Natürlich kann man bei jeder einzelnen Partie Künstler nennen, die subtilere und raffiniertere - von mir aus: großartigere - Leistungen bieten, aber das Spitzenniveau ist unbestreitbar. Hier wird quasi ehrlich, nicht manieristisch gesungen, die Stimmen leuchten, wenn sie voll aus sich herausgehen und sind sämtlich in Volumen und Farbe ein Erlebnis. Da wird kein Ton verzittert und man braucht nicht zu fürchten, daß irgendwer in der Höhe verhungert. Anders als bei vielen "Rigolettos" weisen die Stimmen eine ausgesprochen dramatische Färbung auf. Die Gilda ist kein zartes Pflänzchen, sondern erinnert fast an eine Elisabeth oder ein Fidelio, was nicht heißt, daß Magda Ianculescu des lyrischen Beiklangs entbehrt. Auch der Herzog, Ion Buzea, ist kein übermäßig komplizierter Geselle, sondern eben ein etwas oberflächlicher Strahlemann mit Substanz, geradliniger als etwa bei Gedda oder Pavarotti, aber der leicht heldische Anstrich steht ihm prächtig, und er ist keineswegs simpel. Das "Ella mi fu rapita " – also ich bekam die Gänsehaut!
Nicolae Herlea in der Titelrolle reicht vielleicht nicht ganz an einen Warren und andere heran, aber die Distanz ist höchstens hauchdünn.
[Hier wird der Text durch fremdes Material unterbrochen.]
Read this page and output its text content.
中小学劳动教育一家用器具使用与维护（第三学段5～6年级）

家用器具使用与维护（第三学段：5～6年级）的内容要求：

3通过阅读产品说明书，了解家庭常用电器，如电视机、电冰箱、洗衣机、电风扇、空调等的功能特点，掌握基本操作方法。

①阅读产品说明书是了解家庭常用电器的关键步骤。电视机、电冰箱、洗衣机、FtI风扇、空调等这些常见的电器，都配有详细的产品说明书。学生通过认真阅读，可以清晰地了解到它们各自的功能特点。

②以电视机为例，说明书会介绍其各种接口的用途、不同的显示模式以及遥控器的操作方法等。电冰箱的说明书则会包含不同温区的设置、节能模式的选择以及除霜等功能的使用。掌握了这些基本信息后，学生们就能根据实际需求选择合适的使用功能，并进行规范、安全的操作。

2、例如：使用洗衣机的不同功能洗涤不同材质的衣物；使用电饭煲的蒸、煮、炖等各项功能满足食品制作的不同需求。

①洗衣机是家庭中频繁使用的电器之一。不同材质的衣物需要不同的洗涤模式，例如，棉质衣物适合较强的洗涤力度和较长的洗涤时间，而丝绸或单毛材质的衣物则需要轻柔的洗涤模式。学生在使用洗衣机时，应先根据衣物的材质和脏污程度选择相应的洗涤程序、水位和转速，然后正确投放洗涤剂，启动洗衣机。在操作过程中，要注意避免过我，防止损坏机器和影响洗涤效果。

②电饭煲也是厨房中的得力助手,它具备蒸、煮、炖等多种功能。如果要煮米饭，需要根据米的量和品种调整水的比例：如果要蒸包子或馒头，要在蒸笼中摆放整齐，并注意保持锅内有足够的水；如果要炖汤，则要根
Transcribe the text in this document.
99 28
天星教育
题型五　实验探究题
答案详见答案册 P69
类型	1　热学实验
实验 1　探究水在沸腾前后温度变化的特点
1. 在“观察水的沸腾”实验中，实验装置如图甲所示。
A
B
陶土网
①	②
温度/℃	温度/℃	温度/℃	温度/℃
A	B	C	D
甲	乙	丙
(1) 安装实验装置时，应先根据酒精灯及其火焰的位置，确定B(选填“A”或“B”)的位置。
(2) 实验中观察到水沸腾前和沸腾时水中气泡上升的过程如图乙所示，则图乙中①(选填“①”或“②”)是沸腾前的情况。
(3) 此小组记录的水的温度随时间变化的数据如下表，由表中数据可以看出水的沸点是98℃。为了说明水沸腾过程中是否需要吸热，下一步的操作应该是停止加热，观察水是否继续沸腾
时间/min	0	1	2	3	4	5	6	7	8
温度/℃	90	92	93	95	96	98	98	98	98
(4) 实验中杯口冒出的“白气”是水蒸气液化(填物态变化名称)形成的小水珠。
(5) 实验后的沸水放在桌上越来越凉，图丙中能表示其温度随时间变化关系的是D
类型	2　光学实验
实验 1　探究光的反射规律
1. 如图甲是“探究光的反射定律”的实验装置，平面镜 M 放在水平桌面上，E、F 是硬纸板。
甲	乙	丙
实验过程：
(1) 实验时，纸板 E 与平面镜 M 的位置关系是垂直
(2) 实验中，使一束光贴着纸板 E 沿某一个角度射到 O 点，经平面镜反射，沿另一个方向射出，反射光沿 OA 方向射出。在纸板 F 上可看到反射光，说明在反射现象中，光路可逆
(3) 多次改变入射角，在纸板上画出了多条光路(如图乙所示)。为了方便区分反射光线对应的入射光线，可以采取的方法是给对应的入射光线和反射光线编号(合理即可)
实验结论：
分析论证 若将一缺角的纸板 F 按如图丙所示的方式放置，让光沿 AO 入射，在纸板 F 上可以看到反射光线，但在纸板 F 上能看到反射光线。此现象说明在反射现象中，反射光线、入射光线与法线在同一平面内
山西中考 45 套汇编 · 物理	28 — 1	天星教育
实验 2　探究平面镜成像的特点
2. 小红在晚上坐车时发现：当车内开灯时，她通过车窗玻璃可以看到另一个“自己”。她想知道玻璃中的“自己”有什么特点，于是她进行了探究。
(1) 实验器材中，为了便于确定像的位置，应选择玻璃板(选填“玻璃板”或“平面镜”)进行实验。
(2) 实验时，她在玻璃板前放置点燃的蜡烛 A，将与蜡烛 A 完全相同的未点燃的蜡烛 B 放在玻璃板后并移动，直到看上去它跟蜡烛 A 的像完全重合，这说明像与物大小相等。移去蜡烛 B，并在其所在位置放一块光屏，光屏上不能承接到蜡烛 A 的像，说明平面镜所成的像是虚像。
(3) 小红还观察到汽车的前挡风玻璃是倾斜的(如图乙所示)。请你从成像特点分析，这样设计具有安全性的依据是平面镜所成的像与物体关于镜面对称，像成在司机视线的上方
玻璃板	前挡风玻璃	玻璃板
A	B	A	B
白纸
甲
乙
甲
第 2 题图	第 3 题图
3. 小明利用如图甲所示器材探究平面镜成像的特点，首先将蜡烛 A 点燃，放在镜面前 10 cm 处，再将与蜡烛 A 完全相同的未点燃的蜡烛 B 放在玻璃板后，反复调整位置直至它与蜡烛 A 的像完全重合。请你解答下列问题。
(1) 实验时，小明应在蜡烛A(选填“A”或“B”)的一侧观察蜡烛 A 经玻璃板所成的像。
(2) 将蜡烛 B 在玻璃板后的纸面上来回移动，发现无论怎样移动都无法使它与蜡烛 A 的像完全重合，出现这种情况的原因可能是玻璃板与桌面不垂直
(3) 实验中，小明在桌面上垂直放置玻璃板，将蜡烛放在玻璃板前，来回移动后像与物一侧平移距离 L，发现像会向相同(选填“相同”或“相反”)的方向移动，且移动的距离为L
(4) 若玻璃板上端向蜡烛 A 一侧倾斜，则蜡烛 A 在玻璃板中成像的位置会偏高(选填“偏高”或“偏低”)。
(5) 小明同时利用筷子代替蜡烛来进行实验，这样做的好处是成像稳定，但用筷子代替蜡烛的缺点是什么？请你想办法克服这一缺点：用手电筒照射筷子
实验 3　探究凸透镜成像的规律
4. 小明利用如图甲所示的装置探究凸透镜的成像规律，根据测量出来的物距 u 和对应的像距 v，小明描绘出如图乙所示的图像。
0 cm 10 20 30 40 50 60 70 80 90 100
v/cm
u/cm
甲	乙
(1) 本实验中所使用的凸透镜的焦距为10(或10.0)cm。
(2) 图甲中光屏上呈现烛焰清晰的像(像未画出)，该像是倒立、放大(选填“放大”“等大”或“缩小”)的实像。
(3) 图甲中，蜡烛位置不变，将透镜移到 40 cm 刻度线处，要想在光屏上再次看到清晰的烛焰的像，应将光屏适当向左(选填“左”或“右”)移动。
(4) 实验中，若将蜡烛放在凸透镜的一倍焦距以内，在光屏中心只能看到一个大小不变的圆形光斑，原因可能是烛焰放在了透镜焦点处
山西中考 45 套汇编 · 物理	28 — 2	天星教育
Eine sehr intensive, wunderschön vorgetragene, fast mätzchenlose Gestaltung – richtig traumhaft.
Der Dirigent Jean Bobescu müßte, gäbe es Gerechtigkeit, längst unter den Spitzen-Maestri des vorigen Jahrhunderts gereiht sein.
Das restliche Ensemble begeistert mich ebenso: Nicolae Rafael (Sparfucile), Dorothea Palade (Maddalena), Nicolae Florei (Monterone) usw.
Für "Rigoletto"-Einsteiger ist das die ideale Edition, für "Rigoletto"-Kenner ein Muß.
Entschuldigt meinen schwärmerischen Ton, aber ich kann nicht anders. Das ist eben eine meiner besonderen Lieblingsaufnahmen.